Yes, at the same level. AP Microeconomics and AP Macroeconomics are each built to match a one-semester college Principles course, which is why most universities grant ECON 101 or 102 credit for a qualifying AP score. The models are identical: supply and demand, elasticity, the four market structures, AD-AS, and monetary and fiscal policy. The main difference is that a college course can add depth an instructor chooses, such as indifference-curve consumer theory or more current-events reading, and a calculus-based section is a different, harder course.
Can I use this to study for my ECON 101 exam?
Yes. EconLearn's graph sandboxes, 398 practice questions, and 430-term glossary line up with the standard Principles sequence, so it works well for problem sets, midterms, and finals in Principles of Micro or Macro. The fastest workflow is to find the chapter you are on, open the matching sandbox to build intuition on the graph, then drill the practice questions and how-to-calculate walkthroughs. Check your syllabus for any indifference-curve or calculus topics EconLearn does not cover.

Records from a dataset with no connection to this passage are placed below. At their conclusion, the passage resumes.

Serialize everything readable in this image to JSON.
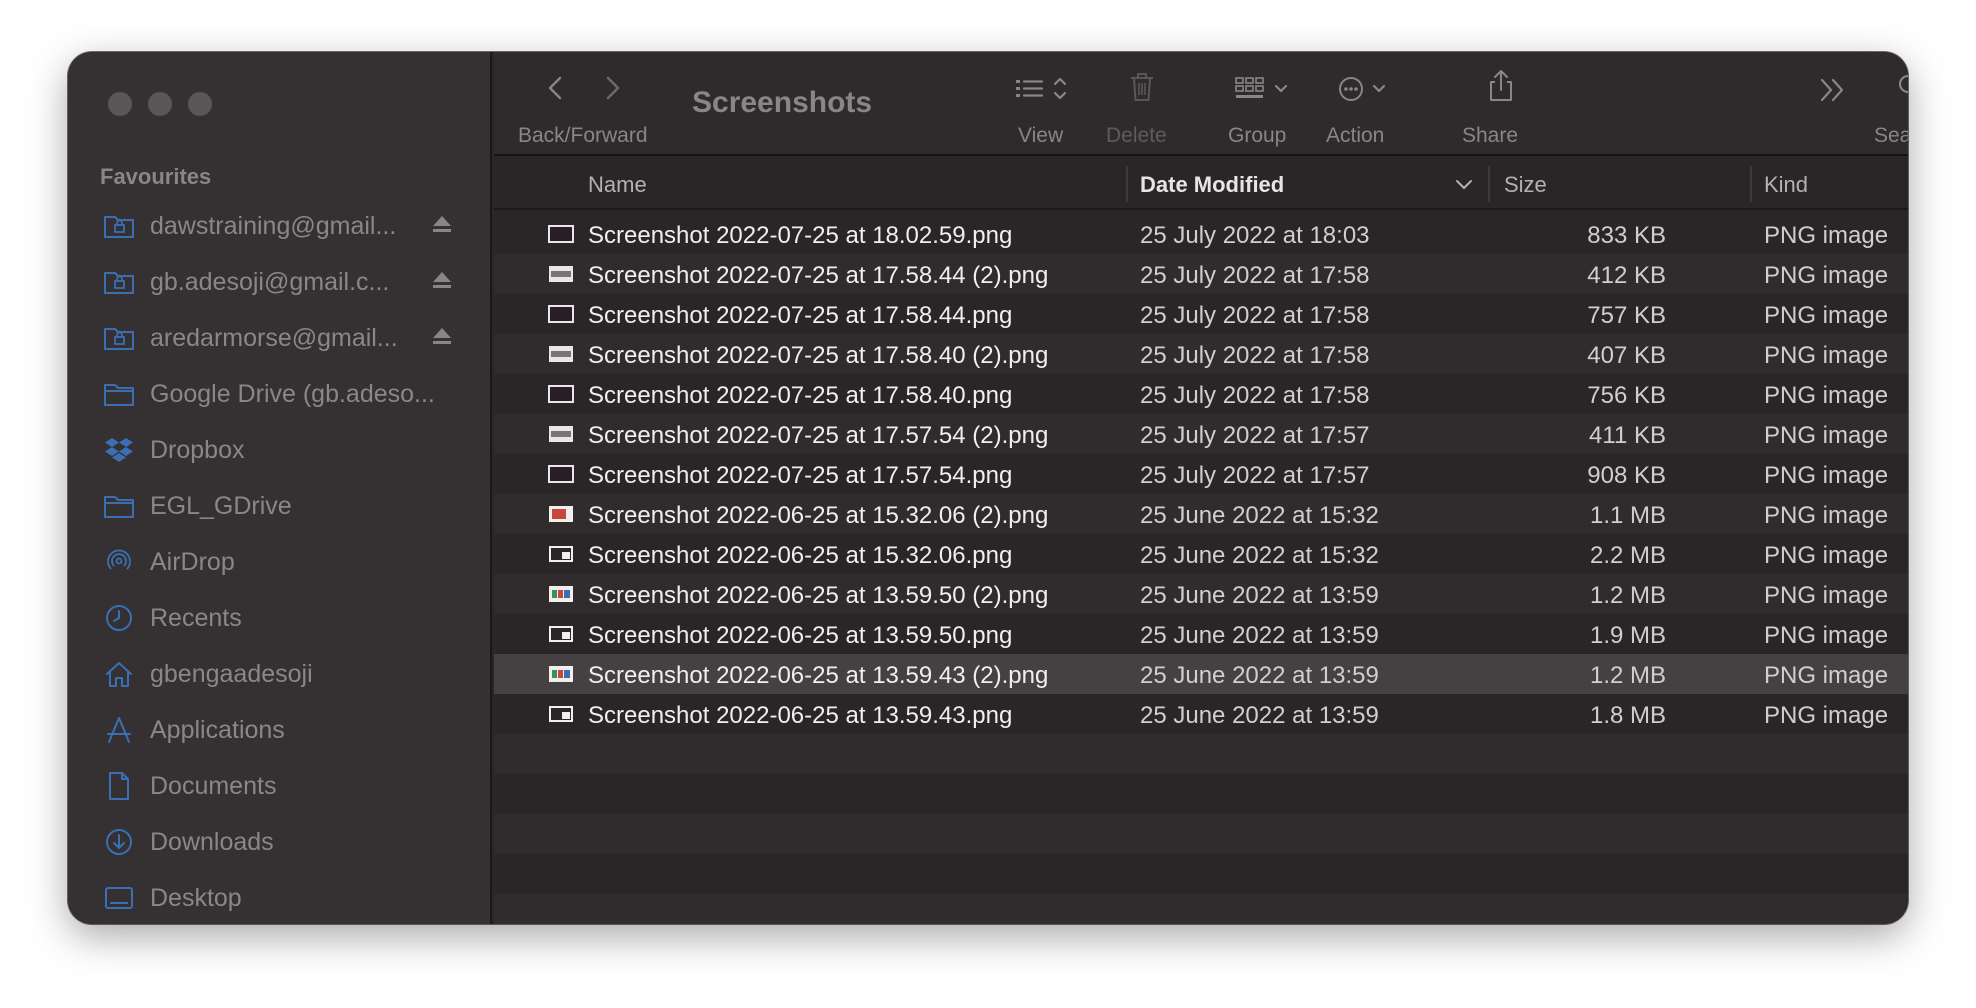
{
  "window": {
    "title": "Screenshots"
  },
  "toolbar": {
    "back_forward_label": "Back/Forward",
    "view_label": "View",
    "delete_label": "Delete",
    "group_label": "Group",
    "action_label": "Action",
    "share_label": "Share",
    "search_label": "Search"
  },
  "sidebar": {
    "section_title": "Favourites",
    "items": [
      {
        "label": "dawstraining@gmail...",
        "icon": "cloud-folder-icon",
        "eject": true
      },
      {
        "label": "gb.adesoji@gmail.c...",
        "icon": "cloud-folder-icon",
        "eject": true
      },
      {
        "label": "aredarmorse@gmail...",
        "icon": "cloud-folder-icon",
        "eject": true
      },
      {
        "label": "Google Drive (gb.adeso...",
        "icon": "folder-icon",
        "eject": false
      },
      {
        "label": "Dropbox",
        "icon": "dropbox-icon",
        "eject": false
      },
      {
        "label": "EGL_GDrive",
        "icon": "folder-icon",
        "eject": false
      },
      {
        "label": "AirDrop",
        "icon": "airdrop-icon",
        "eject": false
      },
      {
        "label": "Recents",
        "icon": "clock-icon",
        "eject": false
      },
      {
        "label": "gbengaadesoji",
        "icon": "home-icon",
        "eject": false
      },
      {
        "label": "Applications",
        "icon": "applications-icon",
        "eject": false
      },
      {
        "label": "Documents",
        "icon": "document-icon",
        "eject": false
      },
      {
        "label": "Downloads",
        "icon": "download-icon",
        "eject": false
      },
      {
        "label": "Desktop",
        "icon": "desktop-icon",
        "eject": false
      }
    ]
  },
  "columns": {
    "name": "Name",
    "date_modified": "Date Modified",
    "size": "Size",
    "kind": "Kind"
  },
  "files": [
    {
      "name": "Screenshot 2022-07-25 at 18.02.59.png",
      "date": "25 July 2022 at 18:03",
      "size": "833 KB",
      "kind": "PNG image",
      "thumb": "dark"
    },
    {
      "name": "Screenshot 2022-07-25 at 17.58.44 (2).png",
      "date": "25 July 2022 at 17:58",
      "size": "412 KB",
      "kind": "PNG image",
      "thumb": "light"
    },
    {
      "name": "Screenshot 2022-07-25 at 17.58.44.png",
      "date": "25 July 2022 at 17:58",
      "size": "757 KB",
      "kind": "PNG image",
      "thumb": "dark"
    },
    {
      "name": "Screenshot 2022-07-25 at 17.58.40 (2).png",
      "date": "25 July 2022 at 17:58",
      "size": "407 KB",
      "kind": "PNG image",
      "thumb": "light"
    },
    {
      "name": "Screenshot 2022-07-25 at 17.58.40.png",
      "date": "25 July 2022 at 17:58",
      "size": "756 KB",
      "kind": "PNG image",
      "thumb": "dark"
    },
    {
      "name": "Screenshot 2022-07-25 at 17.57.54 (2).png",
      "date": "25 July 2022 at 17:57",
      "size": "411 KB",
      "kind": "PNG image",
      "thumb": "light"
    },
    {
      "name": "Screenshot 2022-07-25 at 17.57.54.png",
      "date": "25 July 2022 at 17:57",
      "size": "908 KB",
      "kind": "PNG image",
      "thumb": "dark"
    },
    {
      "name": "Screenshot 2022-06-25 at 15.32.06 (2).png",
      "date": "25 June 2022 at 15:32",
      "size": "1.1 MB",
      "kind": "PNG image",
      "thumb": "red"
    },
    {
      "name": "Screenshot 2022-06-25 at 15.32.06.png",
      "date": "25 June 2022 at 15:32",
      "size": "2.2 MB",
      "kind": "PNG image",
      "thumb": "window"
    },
    {
      "name": "Screenshot 2022-06-25 at 13.59.50 (2).png",
      "date": "25 June 2022 at 13:59",
      "size": "1.2 MB",
      "kind": "PNG image",
      "thumb": "color"
    },
    {
      "name": "Screenshot 2022-06-25 at 13.59.50.png",
      "date": "25 June 2022 at 13:59",
      "size": "1.9 MB",
      "kind": "PNG image",
      "thumb": "window"
    },
    {
      "name": "Screenshot 2022-06-25 at 13.59.43 (2).png",
      "date": "25 June 2022 at 13:59",
      "size": "1.2 MB",
      "kind": "PNG image",
      "thumb": "color",
      "selected": true
    },
    {
      "name": "Screenshot 2022-06-25 at 13.59.43.png",
      "date": "25 June 2022 at 13:59",
      "size": "1.8 MB",
      "kind": "PNG image",
      "thumb": "window"
    }
  ],
  "colors": {
    "window_bg": "#2a2627",
    "sidebar_bg": "#353032",
    "sidebar_icon": "#3b6fb3",
    "selected_row": "#454143"
  }
}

Does this cover Mankiw / OpenStax Principles of Economics?
Partly, yes: it covers the core models in both, but not the essay-and-data chapters. The chapter clusters in Mankiw and OpenStax (supply and demand, elasticity, costs and market structures, externalities, GDP, AD-AS, monetary and fiscal policy, trade) all have a matching interactive lesson or sandbox on EconLearn. It does not build out the essay-and-data chapters those books include on poverty and inequality, insurance and asymmetric information, or globalization debates, and it teaches consumer choice through marginal utility rather than Mankiw's indifference-curve appendix.
Do I need to create an account, and does it cost anything?
No account and no cost. EconLearn is free for students and every sandbox, practice question, and glossary entry is open with no sign-up. If you want to track progress or save flashcard decks with spaced repetition you can make a free account, but nothing on the study side is paywalled.